Bag on his back and suitcase in tow, Khider Ahmad stands at the Arbil airport

Bag on his back and suitcase in tow, Khider Ahmad stands at the Arbil airport eagerly awaiting his flight out of Iraqi Kurdistan to leave while he still can.

Baghdad has suspended all international flights to and from Iraqi Kurdistan from Friday in retaliation for this week's referendum at which 92.7 percent voted for independence.

"I was supposed to travel next week but I changed my flight to today because, as everyone expects, all the flights next week will be cancelled," says Ahmad, a logistics coordinator for an international NGO.

"I am trying to avoid being stuck" here, adds the tall South Sudanese national with a hennaed beard, who has spent two years in Iraqi Kurdistan.
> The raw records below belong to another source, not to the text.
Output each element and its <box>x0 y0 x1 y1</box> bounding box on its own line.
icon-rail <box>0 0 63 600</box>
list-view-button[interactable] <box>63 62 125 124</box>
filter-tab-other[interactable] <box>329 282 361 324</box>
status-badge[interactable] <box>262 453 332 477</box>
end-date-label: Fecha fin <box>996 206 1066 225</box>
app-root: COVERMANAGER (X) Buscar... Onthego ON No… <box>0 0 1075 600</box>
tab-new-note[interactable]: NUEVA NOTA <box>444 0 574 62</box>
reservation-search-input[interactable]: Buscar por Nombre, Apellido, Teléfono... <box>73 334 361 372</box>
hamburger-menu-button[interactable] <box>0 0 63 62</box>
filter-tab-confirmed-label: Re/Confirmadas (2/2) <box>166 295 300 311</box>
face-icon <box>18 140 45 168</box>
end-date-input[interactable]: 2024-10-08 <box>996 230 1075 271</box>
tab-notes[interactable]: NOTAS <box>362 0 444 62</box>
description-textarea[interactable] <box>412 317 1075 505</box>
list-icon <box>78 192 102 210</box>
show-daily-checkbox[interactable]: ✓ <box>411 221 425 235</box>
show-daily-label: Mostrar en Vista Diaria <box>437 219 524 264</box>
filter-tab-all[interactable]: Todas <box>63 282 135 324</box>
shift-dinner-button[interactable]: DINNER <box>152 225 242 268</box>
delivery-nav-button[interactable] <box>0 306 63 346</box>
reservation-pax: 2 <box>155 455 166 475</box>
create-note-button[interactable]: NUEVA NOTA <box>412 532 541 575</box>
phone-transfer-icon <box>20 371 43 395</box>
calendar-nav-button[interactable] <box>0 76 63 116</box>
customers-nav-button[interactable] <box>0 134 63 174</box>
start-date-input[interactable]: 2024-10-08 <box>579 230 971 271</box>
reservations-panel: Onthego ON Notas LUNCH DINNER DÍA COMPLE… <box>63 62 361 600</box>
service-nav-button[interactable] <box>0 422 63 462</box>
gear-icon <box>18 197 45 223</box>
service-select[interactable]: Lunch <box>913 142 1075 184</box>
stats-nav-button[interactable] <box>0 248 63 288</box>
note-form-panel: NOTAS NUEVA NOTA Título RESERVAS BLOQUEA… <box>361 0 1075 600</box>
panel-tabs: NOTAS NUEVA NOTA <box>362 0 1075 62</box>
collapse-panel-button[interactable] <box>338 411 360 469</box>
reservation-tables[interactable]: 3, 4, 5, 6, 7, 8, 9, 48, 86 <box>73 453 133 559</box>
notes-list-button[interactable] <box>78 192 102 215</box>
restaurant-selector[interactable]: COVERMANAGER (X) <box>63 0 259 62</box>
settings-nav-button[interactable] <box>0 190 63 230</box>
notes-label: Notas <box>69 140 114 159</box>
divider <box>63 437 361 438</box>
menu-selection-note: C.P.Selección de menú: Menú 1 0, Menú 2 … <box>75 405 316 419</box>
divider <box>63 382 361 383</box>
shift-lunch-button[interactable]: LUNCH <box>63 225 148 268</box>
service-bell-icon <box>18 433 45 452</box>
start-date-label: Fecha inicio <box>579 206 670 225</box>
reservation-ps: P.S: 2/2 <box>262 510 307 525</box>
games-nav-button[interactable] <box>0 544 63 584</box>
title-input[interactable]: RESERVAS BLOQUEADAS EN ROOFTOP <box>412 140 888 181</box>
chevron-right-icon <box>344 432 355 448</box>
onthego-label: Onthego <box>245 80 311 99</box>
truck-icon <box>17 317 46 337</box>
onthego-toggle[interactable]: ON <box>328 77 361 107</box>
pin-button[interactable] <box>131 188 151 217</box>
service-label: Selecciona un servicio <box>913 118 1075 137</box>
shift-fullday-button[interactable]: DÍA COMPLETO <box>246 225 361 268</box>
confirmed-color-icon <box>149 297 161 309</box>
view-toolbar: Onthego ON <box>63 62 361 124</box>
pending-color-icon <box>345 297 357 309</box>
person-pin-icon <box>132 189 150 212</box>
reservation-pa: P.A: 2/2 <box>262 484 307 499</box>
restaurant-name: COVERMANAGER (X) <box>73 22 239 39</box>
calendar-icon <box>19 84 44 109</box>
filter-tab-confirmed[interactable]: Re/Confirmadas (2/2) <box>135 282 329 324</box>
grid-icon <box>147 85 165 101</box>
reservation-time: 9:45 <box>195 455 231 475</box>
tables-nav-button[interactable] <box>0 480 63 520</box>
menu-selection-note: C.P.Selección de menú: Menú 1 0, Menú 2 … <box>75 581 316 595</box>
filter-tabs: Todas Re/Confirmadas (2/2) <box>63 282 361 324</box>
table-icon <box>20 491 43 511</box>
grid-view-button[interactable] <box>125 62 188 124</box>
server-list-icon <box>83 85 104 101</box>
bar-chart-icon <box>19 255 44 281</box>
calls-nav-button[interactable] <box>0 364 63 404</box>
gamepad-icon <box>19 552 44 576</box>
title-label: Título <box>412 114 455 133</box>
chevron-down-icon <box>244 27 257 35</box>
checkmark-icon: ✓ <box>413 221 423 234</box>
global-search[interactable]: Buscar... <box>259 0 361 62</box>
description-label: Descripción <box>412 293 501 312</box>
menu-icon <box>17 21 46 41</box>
A large number of foreigners left the autonomous region on Thursday after the Iraqi government decided to suspend flights to and from the airports in Arbil and the region's second-largest city Sulaimaniyah.

The measure came after Monday's independence referendum, which delivered a resounding 92.7 percent "yes", but which Baghdad has declared illegal.

Arbil airport director Talar Faiq Saleh said she hoped the flight suspension would not last long.

"We have an international community here, so this is not going to be only against Kurdish people," said the head of the airport, which was festooned with Kurdish flags.

Foreigners -- and even a few Kurds -- checked in their luggage with foreign airlines for flights out of Arbil on Thursday, not knowing how long the ban would last.

- Unrecognised visas -

Zenat Drown, an American humanitarian worker of Afghan origin, was leaving with her two young sons after three years living in Iraqi Kurdistan.

"We are leaving due to the referendum. I mean, shutting down the airport and all of that," said Drown, the founder of an organisation working with the victims of the Islamic State group.

Drown and her children would head back to the United States and remain there until the situation calmed down, she said, clutching her family's passports and tickets.

On Wednesday, Iraqi lawmakers passed a resolution calling on Iraqi premier to "take all necessary measures to maintain Iraq's unity" including by deploying security forces to disputed areas.

There are no boots on the ground yet, but it's the fear of remaining stranded in the Kurdish region that has pushed foreigners to leave.

Baghdad does not recognise passport visas issued by the regional Kurdish authorities, and foreigners cannot travel elsewhere in Iraq on them.

With flights from the Arbil and Sulaimaniyah airports set to be suspended, researchers, aid workers, journalists and construction workers without a federal visa have packed their bags.

The French consulate has called on all nationals without a visa from the federal government to leave before Friday.

Not far off, a group of young Indian workers sat near their suitcases.

One of them, a 32-year-old electrician, said his employer had told him he should leave in case the situation worsened and he no longer could.

The young Indian had not returned home for a year, he said, and so he was delighted.